Why I Pray What I Pray Everyday - Day Eleven - The Conclusion
June 11, 2010Why I Pray What I Pray Everyday – Day Eleven
Shema Yisrael Adonai Eloheinu Adonai Echad - Hear, O Israel: the Lord is our God, the Lord is One.
On Day Eleven, I am focusing on bonus items I list together in my daily prayer time with the Nine Minute Prayer Project. They are wholeness and harmony and together, both represent the conclusion to Why I Pray What I Pray Everyday.
There exists the notion among humans that the context of wholeness and harmony exists. I am in agreement to the extent that both imply temporal perception over against permanent conditions.
We, humans, have some kind of built in need to think in absolutist and perfectionist terms about conditions that for better or worse are temporal. They are temporary. They do not last.
Perfect health today and feeling as good as one can feel in this moment brings no guarantee of the same perception five minutes from now. Yesterday’s sensual and sexual bliss does not mean the same will be experienced today.
The steak we had at our favorite steak house a week ago may not taste the same today. Life is like that. We experience good things and have the idea that the possibility exists that we can be in the same feeling perceptual zone all the time.
Heaven is sold to us as a perceptual experience of perfection. That is the report of no one that has been and returned. We tend to think of death as final. Even that remains to be critically observed of all of us that are yet alive.
So what do I mean and why do I pray for wholeness and harmony? In both contexts, I do not pursue perfection because by and large perfection is an idea premised upon illusion. My and our emotional framework changes from day to day and sometimes by the hour and by the moment.

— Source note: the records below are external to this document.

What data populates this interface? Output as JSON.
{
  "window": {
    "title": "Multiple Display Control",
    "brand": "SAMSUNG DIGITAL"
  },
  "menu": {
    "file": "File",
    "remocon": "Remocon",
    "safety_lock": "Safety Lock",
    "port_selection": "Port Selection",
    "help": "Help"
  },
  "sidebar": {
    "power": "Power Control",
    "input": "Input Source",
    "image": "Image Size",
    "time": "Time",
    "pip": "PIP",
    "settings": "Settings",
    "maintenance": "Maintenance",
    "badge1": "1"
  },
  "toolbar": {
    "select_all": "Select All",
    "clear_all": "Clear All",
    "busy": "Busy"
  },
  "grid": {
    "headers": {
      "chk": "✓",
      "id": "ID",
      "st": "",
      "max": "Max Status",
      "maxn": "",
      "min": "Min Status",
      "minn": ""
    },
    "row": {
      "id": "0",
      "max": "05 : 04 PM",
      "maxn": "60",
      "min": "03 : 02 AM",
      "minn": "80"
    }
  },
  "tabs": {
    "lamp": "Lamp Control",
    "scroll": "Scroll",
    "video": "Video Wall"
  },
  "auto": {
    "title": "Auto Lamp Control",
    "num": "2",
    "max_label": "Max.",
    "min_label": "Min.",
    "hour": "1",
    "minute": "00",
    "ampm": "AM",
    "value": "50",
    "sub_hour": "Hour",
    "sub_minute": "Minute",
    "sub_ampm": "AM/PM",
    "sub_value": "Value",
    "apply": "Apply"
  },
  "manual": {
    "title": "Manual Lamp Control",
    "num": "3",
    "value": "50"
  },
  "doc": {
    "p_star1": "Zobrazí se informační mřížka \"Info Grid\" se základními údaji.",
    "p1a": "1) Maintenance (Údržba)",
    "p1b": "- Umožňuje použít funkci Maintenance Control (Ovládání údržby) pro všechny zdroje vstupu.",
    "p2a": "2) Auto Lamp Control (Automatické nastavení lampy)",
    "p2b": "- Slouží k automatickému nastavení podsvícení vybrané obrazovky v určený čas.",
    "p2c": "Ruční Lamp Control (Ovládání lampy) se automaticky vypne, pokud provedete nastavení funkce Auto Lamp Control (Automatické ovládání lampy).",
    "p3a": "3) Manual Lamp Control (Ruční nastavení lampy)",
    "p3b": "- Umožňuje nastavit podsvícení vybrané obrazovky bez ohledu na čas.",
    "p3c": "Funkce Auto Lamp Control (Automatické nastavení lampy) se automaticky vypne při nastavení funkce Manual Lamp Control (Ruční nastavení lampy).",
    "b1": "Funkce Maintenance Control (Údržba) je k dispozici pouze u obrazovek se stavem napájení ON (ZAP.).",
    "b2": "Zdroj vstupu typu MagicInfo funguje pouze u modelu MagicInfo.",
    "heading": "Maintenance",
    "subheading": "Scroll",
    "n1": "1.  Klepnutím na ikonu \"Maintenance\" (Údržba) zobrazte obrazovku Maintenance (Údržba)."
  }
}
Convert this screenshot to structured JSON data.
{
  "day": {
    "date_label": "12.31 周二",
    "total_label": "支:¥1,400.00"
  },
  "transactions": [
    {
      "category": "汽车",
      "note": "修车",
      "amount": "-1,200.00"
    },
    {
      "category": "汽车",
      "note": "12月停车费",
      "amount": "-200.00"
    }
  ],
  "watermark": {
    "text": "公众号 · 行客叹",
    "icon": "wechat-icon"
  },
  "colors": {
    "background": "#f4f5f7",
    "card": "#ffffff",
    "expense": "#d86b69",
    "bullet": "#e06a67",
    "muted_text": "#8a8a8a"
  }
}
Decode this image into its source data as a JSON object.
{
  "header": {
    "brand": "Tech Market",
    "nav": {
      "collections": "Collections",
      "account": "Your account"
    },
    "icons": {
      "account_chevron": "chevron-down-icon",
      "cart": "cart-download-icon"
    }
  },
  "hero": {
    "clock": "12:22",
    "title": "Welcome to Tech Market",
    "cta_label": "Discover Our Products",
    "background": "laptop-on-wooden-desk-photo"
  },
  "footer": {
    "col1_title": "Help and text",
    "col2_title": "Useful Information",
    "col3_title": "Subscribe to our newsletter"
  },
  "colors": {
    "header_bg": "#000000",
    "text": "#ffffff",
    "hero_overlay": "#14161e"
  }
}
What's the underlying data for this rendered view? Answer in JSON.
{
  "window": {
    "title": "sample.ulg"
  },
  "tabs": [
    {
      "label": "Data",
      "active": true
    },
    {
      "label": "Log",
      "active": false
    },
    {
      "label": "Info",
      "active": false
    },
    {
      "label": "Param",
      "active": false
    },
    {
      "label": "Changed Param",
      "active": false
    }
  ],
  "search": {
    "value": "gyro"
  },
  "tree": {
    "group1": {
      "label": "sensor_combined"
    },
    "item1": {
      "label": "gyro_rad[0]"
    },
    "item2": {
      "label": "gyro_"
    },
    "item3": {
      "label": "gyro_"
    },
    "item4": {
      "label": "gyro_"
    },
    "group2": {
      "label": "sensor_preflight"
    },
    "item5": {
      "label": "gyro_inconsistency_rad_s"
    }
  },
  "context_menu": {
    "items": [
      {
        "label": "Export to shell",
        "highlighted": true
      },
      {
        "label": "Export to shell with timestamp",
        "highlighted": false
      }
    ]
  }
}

Wholeness and harmony represent for me the highest level of human condition for individuals and groups. When we experience wholeness and harmony, we are functioning well together with a minimum of conflict.
Harmony is what the body does when it is in health. The lungs breathe. The heart beats. The ears hear. The skeletal system and muscles literally hold us together as we go about out life.
Together in harmony, they work together for our experience of being consciously alive and physically active. I pray for wholeness and harmony for myself and all of us that we can be functional at our highest level with a minimum of conflict.
In Mark Chapter 10 vs 52 Jesus says to a one healed of being blind, “Your faith has made you whole.” In Luke 8 vs 48, he says the same thing to a woman now healed of uterine and vaginal bleeding, “Your faith has made you whole.” In Luke 17 vs 18, he says the same thing to a leper now healed, “Your faith has made you whole.”
It is never necessary to pray for what one has. One gives thanks in that context but for what we desire to acquire to be more whole or something we need to be free from to be more whole, we pray.
The word harmony is not used in the Torah, The Hebrew Bible Old Testament or The Gospels. The word unity is. The Psalms speak of how good it is for people to dwell together in unity or harmony. That is our goal and the goal of our prayers that we might seek to be whole and live in functional unity living out the Great Commandment; loving The Creator, loving ourselves, loving others, loving the Earth and loving all of life.
I pray everyday that each and all of us will experience this in abundance; wholeness and harmony. It is our shared privilege. Thanks for sharing this eleven days of Why I Pray What I Pray Everyday.
Shema Yisrael Adonai Eloheinu Adonai Echad - Hear, O Israel: the Lord is our God, the Lord is One.
Love and Blessing to YOU each and all from your friend and brother!